I could actually easily imagine internationalized error messages ultimately being worse for non-English-speakers, at least in some scenarios.
Upon seeing some arcane diagnostic in dmesg, even people who understand the language it’s written in probably more often than not end up just searching the web to see what to do about it or what others who encountered it had to say. While they’re obviously at a disadvantage, someone who doesn’t understand English can still use this approach, either searching for results in their native language that happen to quote the English message, or perhaps via automated translation of English results (which may not be ideal, but stands a chance of providing at least some useful information).
If the raw text of those messages ends up balkanized (as it were) into dozens of end-user languages though, the “just google it” approach may well turn up a lot less, especially if the message isn’t a frequently-encountered one and/or your translation of it is in a language with a smaller body of online discussion of what to do when your linux kernel is acting up.
A bug in the kernel takes down the whole system.
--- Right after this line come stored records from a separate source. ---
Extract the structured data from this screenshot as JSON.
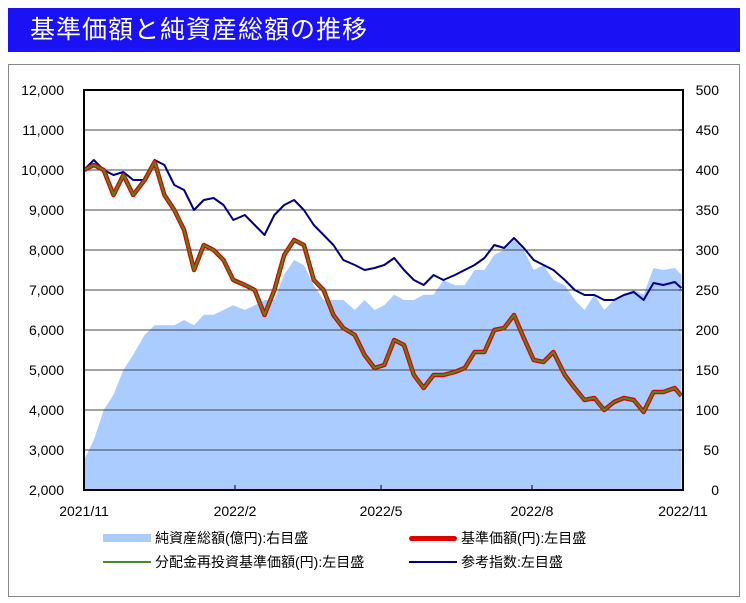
{
  "title": "基準価額と純資産総額の推移",
  "chart_data": {
    "type": "line",
    "title": "基準価額と純資産総額の推移",
    "x_ticks": [
      "2021/11",
      "2022/2",
      "2022/5",
      "2022/8",
      "2022/11"
    ],
    "x_range": [
      "2021/11/01",
      "2022/11/01"
    ],
    "y_left": {
      "range": [
        2000,
        12000
      ],
      "ticks": [
        "2,000",
        "3,000",
        "4,000",
        "5,000",
        "6,000",
        "7,000",
        "8,000",
        "9,000",
        "10,000",
        "11,000",
        "12,000"
      ]
    },
    "y_right": {
      "range": [
        0,
        500
      ],
      "ticks": [
        "0",
        "50",
        "100",
        "150",
        "200",
        "250",
        "300",
        "350",
        "400",
        "450",
        "500"
      ]
    },
    "grid": true,
    "legend_position": "bottom",
    "x": [
      "2021/11/01",
      "2021/11/07",
      "2021/11/13",
      "2021/11/19",
      "2021/11/25",
      "2021/12/01",
      "2021/12/08",
      "2021/12/14",
      "2021/12/20",
      "2021/12/26",
      "2022/01/01",
      "2022/01/07",
      "2022/01/13",
      "2022/01/19",
      "2022/01/25",
      "2022/01/31",
      "2022/02/07",
      "2022/02/13",
      "2022/02/19",
      "2022/02/25",
      "2022/03/03",
      "2022/03/09",
      "2022/03/15",
      "2022/03/21",
      "2022/03/27",
      "2022/04/02",
      "2022/04/08",
      "2022/04/15",
      "2022/04/21",
      "2022/04/27",
      "2022/05/03",
      "2022/05/09",
      "2022/05/15",
      "2022/05/21",
      "2022/05/27",
      "2022/06/02",
      "2022/06/08",
      "2022/06/15",
      "2022/06/21",
      "2022/06/27",
      "2022/07/03",
      "2022/07/09",
      "2022/07/15",
      "2022/07/21",
      "2022/07/27",
      "2022/08/02",
      "2022/08/08",
      "2022/08/14",
      "2022/08/21",
      "2022/08/27",
      "2022/09/02",
      "2022/09/08",
      "2022/09/14",
      "2022/09/20",
      "2022/09/26",
      "2022/10/02",
      "2022/10/08",
      "2022/10/14",
      "2022/10/20",
      "2022/10/27",
      "2022/10/31"
    ],
    "series": [
      {
        "name": "純資産総額(億円):右目盛",
        "axis": "right",
        "kind": "area",
        "color": "#aaccff",
        "values": [
          37.5,
          62.5,
          100,
          119,
          150,
          169,
          194,
          206,
          206,
          206,
          212.5,
          206,
          219,
          219,
          225,
          231,
          225,
          231,
          237.5,
          237.5,
          269,
          287.5,
          281,
          256,
          237.5,
          237.5,
          237.5,
          225,
          237.5,
          225,
          231,
          244,
          237.5,
          237.5,
          244,
          244,
          262.5,
          256,
          256,
          275,
          275,
          294,
          300,
          312.5,
          300,
          275,
          281,
          262.5,
          256,
          237.5,
          225,
          244,
          225,
          237.5,
          244,
          250,
          244,
          277.5,
          275,
          277.5,
          269
        ]
      },
      {
        "name": "基準価額(円):左目盛",
        "axis": "left",
        "kind": "line",
        "color": "#e00000",
        "values": [
          10000,
          10125,
          10000,
          9375,
          9875,
          9375,
          9750,
          10200,
          9375,
          9000,
          8500,
          7500,
          8125,
          8000,
          7750,
          7250,
          7125,
          7000,
          6375,
          7000,
          7875,
          8250,
          8125,
          7250,
          7000,
          6375,
          6050,
          5875,
          5375,
          5050,
          5125,
          5750,
          5625,
          4875,
          4550,
          4875,
          4875,
          4950,
          5050,
          5450,
          5450,
          6000,
          6050,
          6375,
          5800,
          5250,
          5200,
          5450,
          4875,
          4550,
          4250,
          4300,
          4000,
          4200,
          4300,
          4250,
          3950,
          4450,
          4450,
          4550,
          4350
        ]
      },
      {
        "name": "分配金再投資基準価額(円):左目盛",
        "axis": "left",
        "kind": "line",
        "color": "#4a8a1e",
        "values": [
          10000,
          10125,
          10000,
          9375,
          9875,
          9375,
          9750,
          10200,
          9375,
          9000,
          8500,
          7500,
          8125,
          8000,
          7750,
          7250,
          7125,
          7000,
          6375,
          7000,
          7875,
          8250,
          8125,
          7250,
          7000,
          6375,
          6050,
          5875,
          5375,
          5050,
          5125,
          5750,
          5625,
          4875,
          4550,
          4875,
          4875,
          4950,
          5050,
          5450,
          5450,
          6000,
          6050,
          6375,
          5800,
          5250,
          5200,
          5450,
          4875,
          4550,
          4250,
          4300,
          4000,
          4200,
          4300,
          4250,
          3950,
          4450,
          4450,
          4550,
          4350
        ]
      },
      {
        "name": "参考指数:左目盛",
        "axis": "left",
        "kind": "line",
        "color": "#000080",
        "values": [
          10000,
          10250,
          10000,
          9875,
          9950,
          9750,
          9750,
          10250,
          10125,
          9625,
          9500,
          9000,
          9250,
          9300,
          9125,
          8750,
          8875,
          8625,
          8375,
          8875,
          9125,
          9250,
          9000,
          8625,
          8375,
          8125,
          7750,
          7625,
          7500,
          7550,
          7625,
          7800,
          7500,
          7250,
          7125,
          7375,
          7250,
          7375,
          7500,
          7625,
          7800,
          8125,
          8050,
          8300,
          8050,
          7750,
          7625,
          7500,
          7250,
          7000,
          6875,
          6875,
          6750,
          6750,
          6875,
          6950,
          6750,
          7175,
          7125,
          7200,
          7050
        ]
      }
    ]
  }
}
The more code in the kernel, the greater the chance the whole system goes down. Don’t put things in the kernel that aren’t absolutely necessary…
I’d say understanding error messages is absolutely necessary
Error reporting is necessary; The error message can be generated from the report when being sent to to the user interface.
Hence internationalization is necessary. Internationalization is error reporting. User interface part is called localization, and I agree it can be done outside the kernel.
Would internationalizing kernel error messages really be that helpful? Unless you’re doing kernel development, how often do you see kernel error messages? I use linux daily as my desktop and I can’t remember the last time I read a kernel error message.
Not to mention, that the de facto language of kernel development is English.